Let $A=(-2+3a/\sqrt{10},7+a/\sqrt{10})$ be the center of the circle tangent to $T: -3x-y+1=0$ at $P$, it is $a$ along the normal to $T$ at $P$. And similarly $B=(2+3b/\sqrt{10},-5+b/\sqrt{10})$. Then the right triangle with hypotenuse $a+b$ and catheti $\sqrt{160}$ and $a-b$, gives the relation $(a+b)^2=160+(a-b)^2$ i.e. $b=40/a$.
The equations of the circles are $$(x-(-2+3a/\sqrt{10}))^2+(y-(7+a/\sqrt{10}))^2=a^2$$ and $$(x-(2+3\cdot 40/(a\sqrt{10}))^2+(y-(-5+40/(a\sqrt{10})))^2=(40/a)^2.$$ And the double intersection point is $$M=((2(12 a \sqrt{10}+a^2-40))/(a^2+40), (280-5a^2+8 a \sqrt{10})/(a^2+40))$$ which we can implicitize to $x^2+(y-1)^2-40=0$.

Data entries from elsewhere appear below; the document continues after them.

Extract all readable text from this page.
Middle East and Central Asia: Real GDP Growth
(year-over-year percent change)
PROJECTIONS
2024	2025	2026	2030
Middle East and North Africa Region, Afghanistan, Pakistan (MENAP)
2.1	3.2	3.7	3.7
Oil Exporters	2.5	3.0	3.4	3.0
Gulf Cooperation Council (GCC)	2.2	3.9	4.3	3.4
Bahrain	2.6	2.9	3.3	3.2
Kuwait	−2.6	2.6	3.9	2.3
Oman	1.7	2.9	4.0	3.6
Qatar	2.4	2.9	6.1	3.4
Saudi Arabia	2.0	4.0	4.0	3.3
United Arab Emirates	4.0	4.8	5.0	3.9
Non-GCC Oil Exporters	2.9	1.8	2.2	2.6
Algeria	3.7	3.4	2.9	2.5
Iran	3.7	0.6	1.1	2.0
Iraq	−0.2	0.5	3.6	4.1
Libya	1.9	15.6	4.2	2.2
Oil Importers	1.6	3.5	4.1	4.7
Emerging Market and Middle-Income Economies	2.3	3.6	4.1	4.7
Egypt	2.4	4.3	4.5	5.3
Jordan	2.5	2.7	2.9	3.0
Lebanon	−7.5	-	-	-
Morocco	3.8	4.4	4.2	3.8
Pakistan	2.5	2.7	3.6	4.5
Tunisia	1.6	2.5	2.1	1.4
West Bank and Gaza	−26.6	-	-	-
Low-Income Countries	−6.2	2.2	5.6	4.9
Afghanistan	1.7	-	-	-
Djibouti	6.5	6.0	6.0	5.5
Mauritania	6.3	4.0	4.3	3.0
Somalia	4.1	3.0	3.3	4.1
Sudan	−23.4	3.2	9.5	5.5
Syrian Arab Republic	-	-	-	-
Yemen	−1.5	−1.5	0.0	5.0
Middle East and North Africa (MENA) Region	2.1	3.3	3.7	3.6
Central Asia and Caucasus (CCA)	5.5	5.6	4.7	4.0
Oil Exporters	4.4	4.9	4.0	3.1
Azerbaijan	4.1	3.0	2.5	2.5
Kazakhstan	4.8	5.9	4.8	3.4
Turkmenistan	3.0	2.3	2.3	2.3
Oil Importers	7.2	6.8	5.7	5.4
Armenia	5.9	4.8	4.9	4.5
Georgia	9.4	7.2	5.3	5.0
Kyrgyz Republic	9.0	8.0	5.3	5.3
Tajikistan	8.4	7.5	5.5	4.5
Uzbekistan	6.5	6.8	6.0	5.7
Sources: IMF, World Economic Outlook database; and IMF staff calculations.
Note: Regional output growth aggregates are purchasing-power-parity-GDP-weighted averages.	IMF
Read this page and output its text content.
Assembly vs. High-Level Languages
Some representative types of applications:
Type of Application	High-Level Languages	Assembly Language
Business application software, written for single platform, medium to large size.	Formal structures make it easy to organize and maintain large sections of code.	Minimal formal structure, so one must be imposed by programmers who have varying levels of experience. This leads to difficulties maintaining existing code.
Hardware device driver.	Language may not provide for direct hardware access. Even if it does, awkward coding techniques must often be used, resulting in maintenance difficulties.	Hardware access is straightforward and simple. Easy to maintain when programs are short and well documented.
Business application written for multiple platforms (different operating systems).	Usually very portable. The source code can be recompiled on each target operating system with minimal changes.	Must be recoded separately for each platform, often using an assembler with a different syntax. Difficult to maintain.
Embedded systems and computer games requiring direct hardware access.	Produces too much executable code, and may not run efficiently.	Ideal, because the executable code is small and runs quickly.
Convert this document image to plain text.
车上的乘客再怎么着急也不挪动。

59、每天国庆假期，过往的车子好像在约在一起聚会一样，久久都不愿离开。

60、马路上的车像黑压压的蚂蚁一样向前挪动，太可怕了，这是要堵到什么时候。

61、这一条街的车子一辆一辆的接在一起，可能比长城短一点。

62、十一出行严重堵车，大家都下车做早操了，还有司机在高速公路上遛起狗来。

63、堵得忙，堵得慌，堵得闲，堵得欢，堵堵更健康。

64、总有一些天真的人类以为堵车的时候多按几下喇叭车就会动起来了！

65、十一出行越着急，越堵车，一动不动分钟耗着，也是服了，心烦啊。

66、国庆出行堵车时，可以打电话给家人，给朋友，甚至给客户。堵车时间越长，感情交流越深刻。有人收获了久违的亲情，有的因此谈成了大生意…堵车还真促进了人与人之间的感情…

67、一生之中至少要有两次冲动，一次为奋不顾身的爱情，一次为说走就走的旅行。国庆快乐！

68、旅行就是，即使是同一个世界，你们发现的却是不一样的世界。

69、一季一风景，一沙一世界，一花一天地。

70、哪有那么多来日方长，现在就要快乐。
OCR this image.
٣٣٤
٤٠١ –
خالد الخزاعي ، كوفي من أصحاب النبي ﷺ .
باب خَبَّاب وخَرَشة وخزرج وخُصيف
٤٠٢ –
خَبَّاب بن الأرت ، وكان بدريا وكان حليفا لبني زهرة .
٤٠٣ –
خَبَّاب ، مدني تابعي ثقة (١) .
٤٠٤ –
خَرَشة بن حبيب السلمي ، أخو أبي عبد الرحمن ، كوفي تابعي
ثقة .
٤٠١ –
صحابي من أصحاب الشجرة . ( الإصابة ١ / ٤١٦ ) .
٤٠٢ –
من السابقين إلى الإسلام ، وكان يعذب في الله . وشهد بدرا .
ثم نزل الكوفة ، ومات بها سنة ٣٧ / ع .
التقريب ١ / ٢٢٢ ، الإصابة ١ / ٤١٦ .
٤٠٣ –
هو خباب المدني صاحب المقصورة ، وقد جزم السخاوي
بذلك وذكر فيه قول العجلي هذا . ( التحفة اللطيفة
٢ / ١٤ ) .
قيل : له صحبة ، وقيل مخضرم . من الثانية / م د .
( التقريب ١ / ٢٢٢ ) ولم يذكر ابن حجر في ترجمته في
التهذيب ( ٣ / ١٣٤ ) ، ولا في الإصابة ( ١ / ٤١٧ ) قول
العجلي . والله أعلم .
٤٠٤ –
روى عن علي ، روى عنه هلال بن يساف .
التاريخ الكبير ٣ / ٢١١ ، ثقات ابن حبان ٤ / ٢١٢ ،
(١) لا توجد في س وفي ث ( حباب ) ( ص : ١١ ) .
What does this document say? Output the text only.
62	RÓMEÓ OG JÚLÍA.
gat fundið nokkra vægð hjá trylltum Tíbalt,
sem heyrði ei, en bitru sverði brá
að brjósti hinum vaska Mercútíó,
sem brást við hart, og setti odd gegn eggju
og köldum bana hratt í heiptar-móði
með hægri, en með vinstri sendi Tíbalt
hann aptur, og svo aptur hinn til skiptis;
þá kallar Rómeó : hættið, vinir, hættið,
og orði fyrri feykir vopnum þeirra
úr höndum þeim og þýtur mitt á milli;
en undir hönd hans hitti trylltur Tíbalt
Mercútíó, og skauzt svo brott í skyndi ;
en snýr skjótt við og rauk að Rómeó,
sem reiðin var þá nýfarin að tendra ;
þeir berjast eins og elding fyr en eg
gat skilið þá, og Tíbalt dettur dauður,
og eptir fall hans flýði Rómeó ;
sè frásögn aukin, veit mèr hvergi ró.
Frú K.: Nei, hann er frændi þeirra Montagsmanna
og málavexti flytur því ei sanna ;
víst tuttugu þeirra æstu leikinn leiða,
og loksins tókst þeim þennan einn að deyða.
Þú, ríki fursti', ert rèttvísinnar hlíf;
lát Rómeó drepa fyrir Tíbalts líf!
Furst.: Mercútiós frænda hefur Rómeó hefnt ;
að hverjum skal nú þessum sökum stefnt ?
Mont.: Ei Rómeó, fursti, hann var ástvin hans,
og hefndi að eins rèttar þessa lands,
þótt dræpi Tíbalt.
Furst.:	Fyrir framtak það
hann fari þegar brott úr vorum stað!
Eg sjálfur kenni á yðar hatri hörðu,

For completeness the implicitization in M2:
R=QQ[a,b,c,x,y,z]
I=ideal(c^2-10,x-(2*(12*a*b*c+a^2-40*b^2)), y-(280*b^2-5*a^2+8*a*b*c),z-(a^2+40*b^2))
gens gb I
yields $x^2+y^2-2yz-39z^2$ which is $x^2+y^2-2y-39$ dehomogenized or $x^2+(y-1)^2-40=0$.
Edit
@Sid: Of course, excluding the points $P$ and $Q$ on $x^2+(y-1)^2=40$, since then one circle is reduced to a point and the other becomes the line between $P$ and $Q$, and in the limits are not circles.